U.S. residential building materials maker Builders FirstSource Inc (BLDR.O) on Thursday agreed to buy BMC Stock Holdings Inc (BMCH.O) in an all-stock deal that values the smaller rival at about $2.5 billion.
Shares of BMC closed 22.4% higher at $39.45, while Builders FirstSource’s stock rose 8.4% to close at $30.24.
The deal comes as the U.S. housing market stages a strong recovery from the crippling fallout of coronavirus-induced lockdowns, helped by record-low mortgage rates and a shift to suburban areas.
U.S. homebuilding accelerated by about 23% in July, the most in nearly four years, up from a 17.3% rise in June, data from the Commerce Department showed last week.
The companies, which manufacture floor and roof trusses, wall panels, stairs, windows and doors, will have a combined market capitalization of $5.44 billion based on Wednesday’s close.
The companies had long considered a possible combination in order to become one of the largest players in an otherwise fragmented industry, people familiar with the matter said.

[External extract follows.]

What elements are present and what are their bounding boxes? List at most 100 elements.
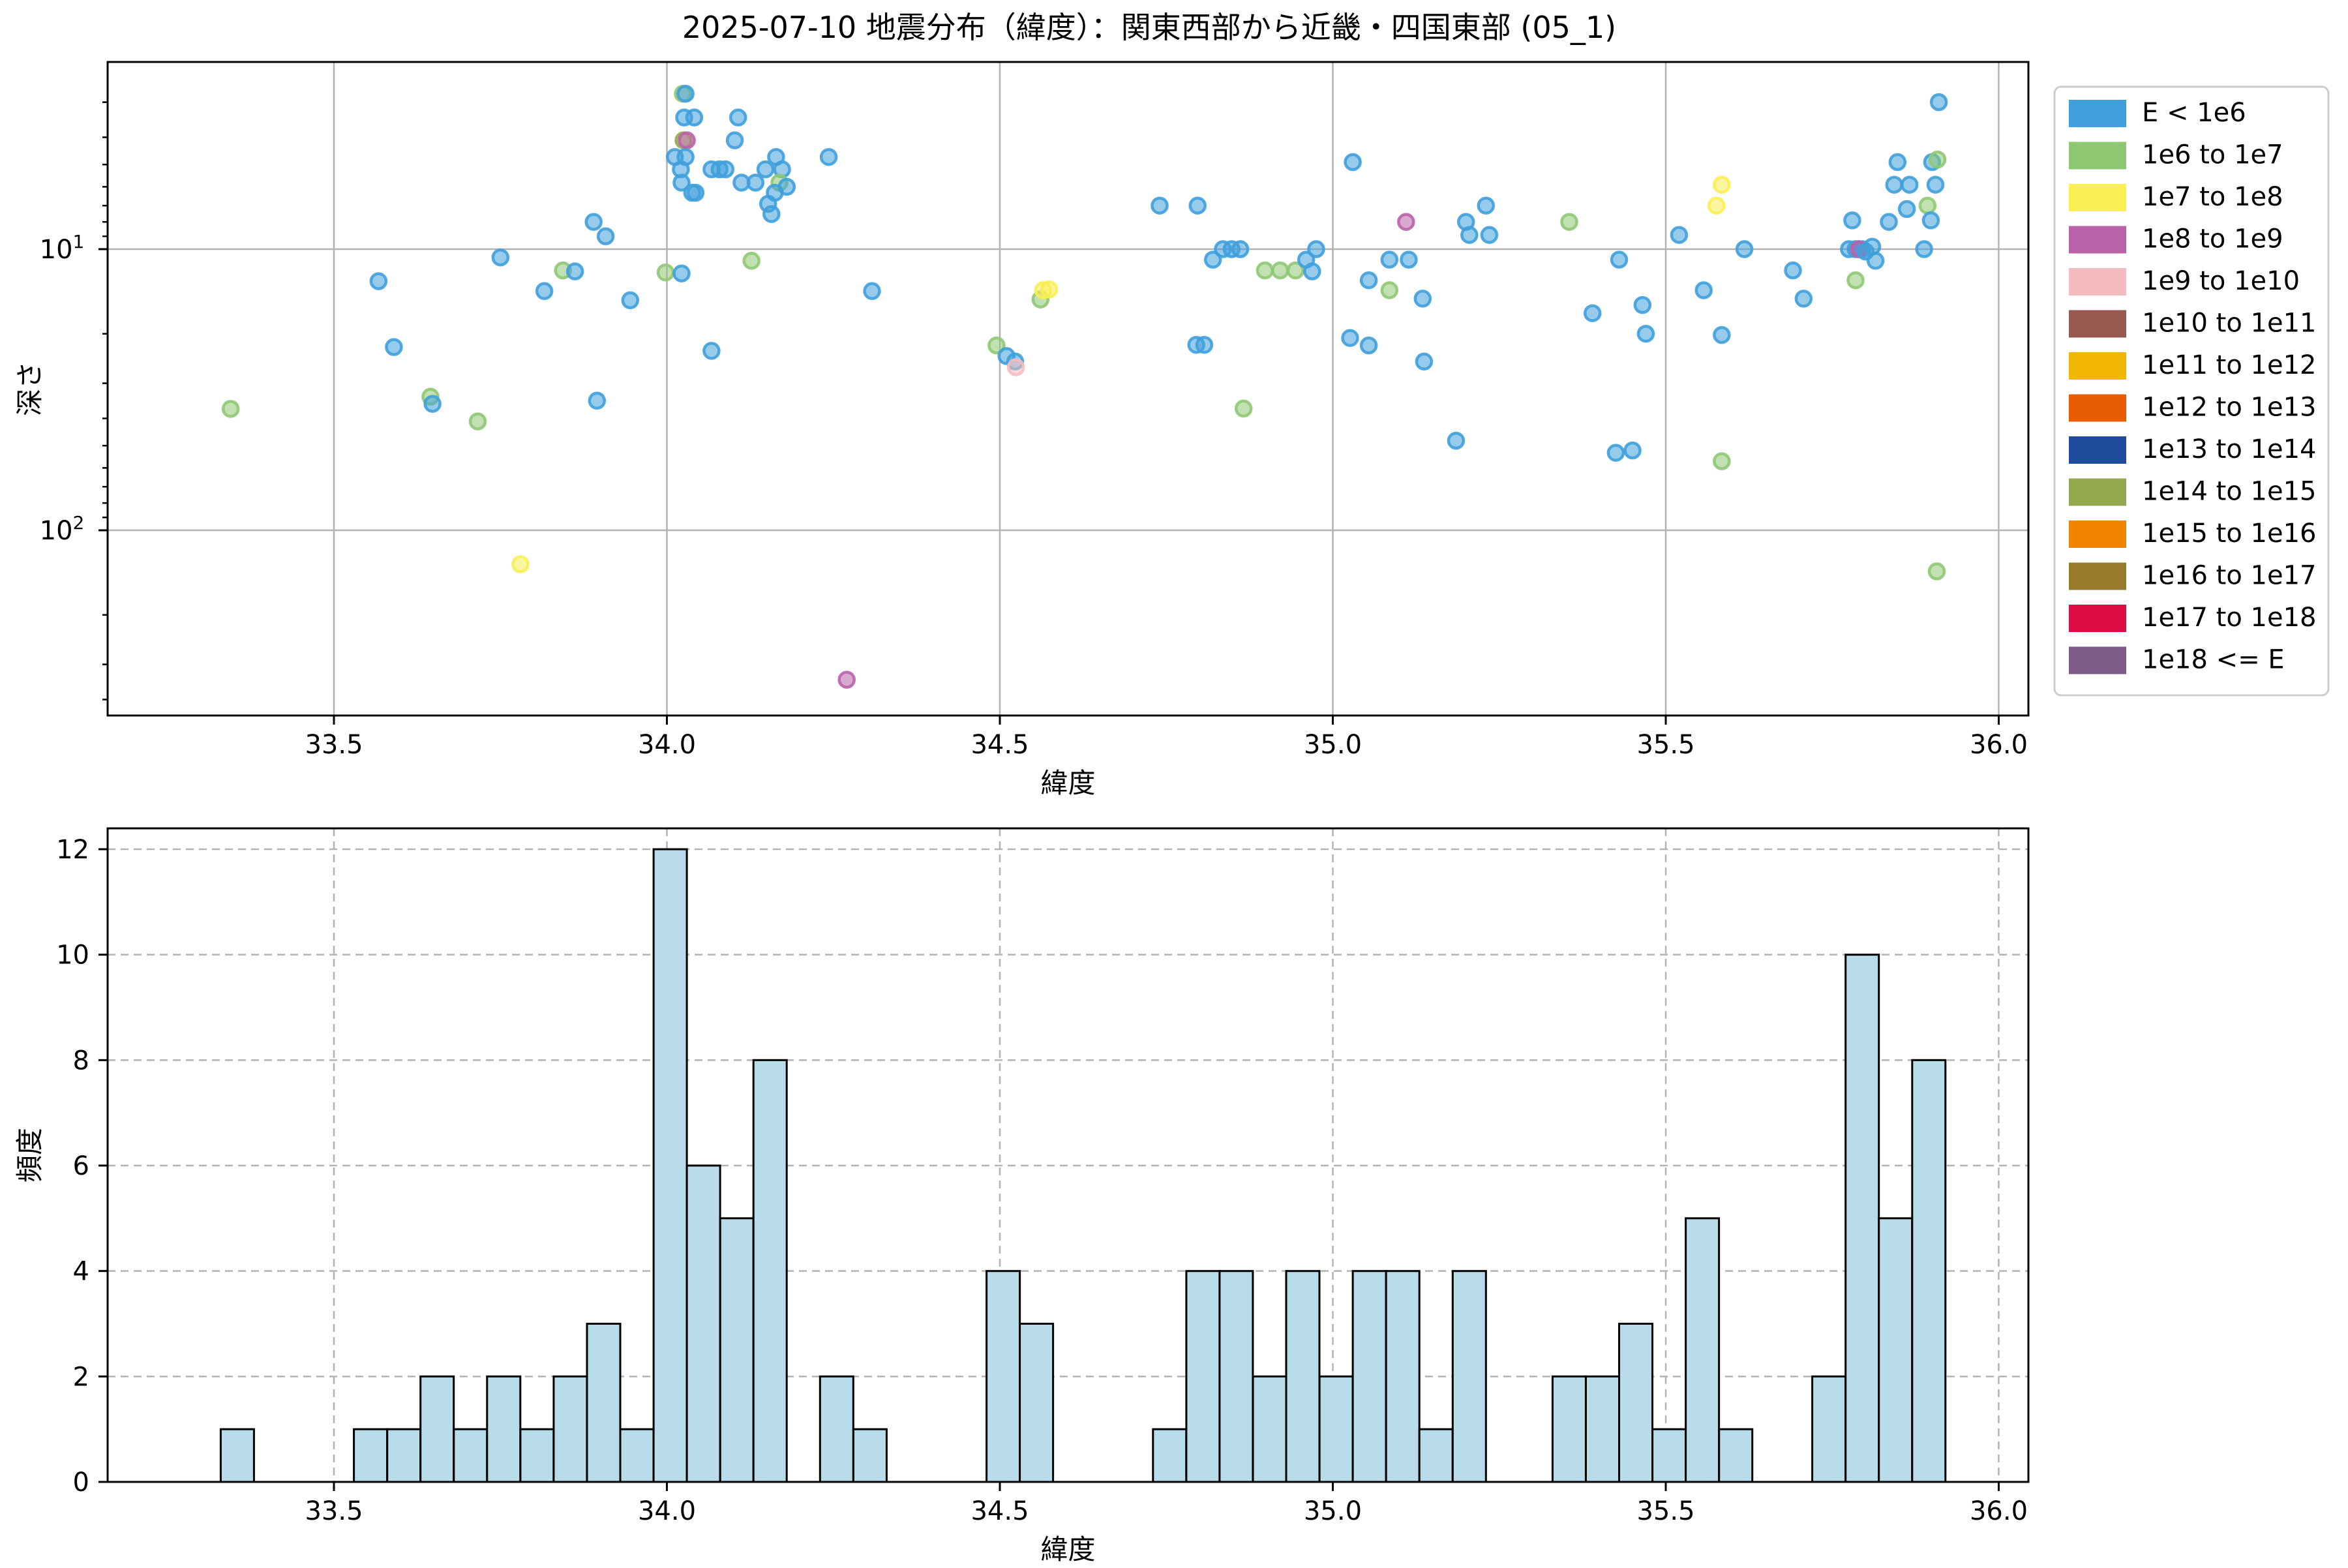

In addition to the sector’s recent strength, the planned retirement of Builders FirstSource’s chief executive officer, Chad Crow, created the right conditions for the companies to come together now, according to the sources.
BMC’s current CEO, Dave Flitman, will lead the combined firm, the companies said.
BMC investors will receive 1.3125 shares of Builders FirstSource stock for each BMC share held, representing a premium of about 14% to BMC’s last close.
Builders FirstSource shareholders will own about 57% and BMC 43% of the new company, with the deal expected to close in late-2020 or early 2021, the companies said.Rothschild & Co and Morgan Stanley advised Builders FirstSource. Moelis & Company advised BMC.